Tuesday, March 24, 2020

US eliminated key CDC position in China prior to coronavirus outbreak

SCREEN CAPTURE / NBC
CDC director Robert Redfield and Donald Trump.

ASAM NEWS


The White House this summer eliminated a key US position that could have alerted the US of the coronavirus outbreak in China, Reuters exclusively reported Sunday.
The Centers for Disease Control had embedded the American medical epidemiologist in China’s disease control agency to train others to help track, investigate and contain diseases.

“If someone had been there, public health officials and governments across the world could have moved much faster,” said Bao-Ping Zhu, a Chinese American who worked in that position from 2007 to 2011.

Linda Quick, the last person in that role, left the position in July.

Zhu said Quick could have provided real-time information to US officials early in the outbreak, because China wa trying to hide information about the virus at the time.
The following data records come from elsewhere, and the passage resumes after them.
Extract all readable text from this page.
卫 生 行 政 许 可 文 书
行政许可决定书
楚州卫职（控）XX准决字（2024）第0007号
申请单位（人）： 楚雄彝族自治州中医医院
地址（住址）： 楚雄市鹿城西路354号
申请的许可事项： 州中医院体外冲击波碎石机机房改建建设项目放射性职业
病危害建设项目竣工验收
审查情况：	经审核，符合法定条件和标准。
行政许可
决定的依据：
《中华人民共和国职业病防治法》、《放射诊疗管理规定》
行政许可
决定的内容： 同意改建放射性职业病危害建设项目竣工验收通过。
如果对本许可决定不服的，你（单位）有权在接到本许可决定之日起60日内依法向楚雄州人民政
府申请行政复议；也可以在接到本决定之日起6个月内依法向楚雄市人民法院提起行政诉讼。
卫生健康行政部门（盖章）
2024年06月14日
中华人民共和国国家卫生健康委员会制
The CDC said it first learned of the virus on Dec. 31. but it did not warn the public about the virus until Feb. 25.

Speaking Sunday during a news conference, Trump defended his budget.

“We actually gave CDC more money, not less money. They said we defunded. It turned out it was more money,” Trump said. “Everyone of those things that were said were 100 percent wrong.”

Democrats first brought up those budget cuts back in February. An ABC analysis found both sides of the debate are correct.

Trump has called for budget cuts at CDC every year, but Congress has passed spending bills every year to actually increase the budget.

“Budgets are like the first move in a chess game with, I’ll be honest, a fairly profligate Congress,” Health and Human Services Secretary Alex Azar said to ABC. “And the president starts that move with a budget knowing that we’re going to get a lot higher there as we work with Congress.”